Das Verkehrsnetz stößt immer deutlicher an seine Grenzen. Es steht seit Jahrzehnten in der öffentlichen Diskussion. Wie lassen sich Staus vermeiden, wie kann der Verkehrsfluss optimiert und die Zahl der Verkehrstoten gesenkt werden? Dass allein Änderungen der Straßenverkehrsordnung wenig bringen hat sich herumgesprochen. Ein generelles Umdenken ist gefragt: Mehr ÖPNV, intelligente Verkehrsvernetzung und Autonomes Fahren sind die Stichworte. Welchen Beitrag kann Künstliche Intelligenz für die Optimierung des Straßenverkehrs leisten?
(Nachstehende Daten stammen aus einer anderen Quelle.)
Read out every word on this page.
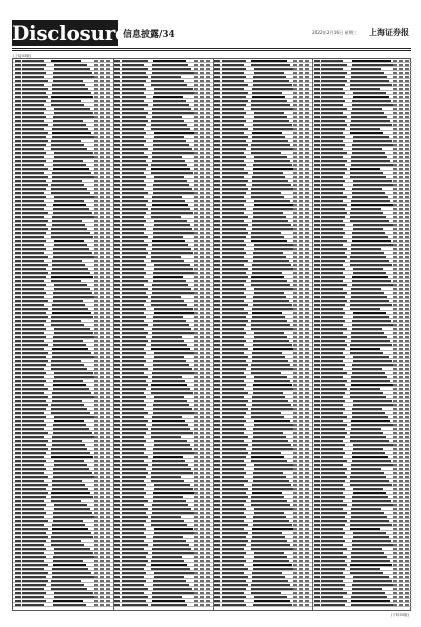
Disclosure
信息披露/34	2022年2月16日 星期三 上海证券报
(上接33版)
(下转35版)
Punktuell und global einsetzbar

Künstliche Intelligenz wird sowohl punktuell wie übergreifend für den Straßenverkehr und vor allem das Autofahren genutzt. Einzelne Funktionen, bei der KI mit Erfolg zum Einsatz kommt, sind zum Beispiel die automatische Abstandserkennung oder das Einparken. Solche Systeme werden mithilfe einer großen Zahl von Trainingsdaten immer raffinierter und genauer.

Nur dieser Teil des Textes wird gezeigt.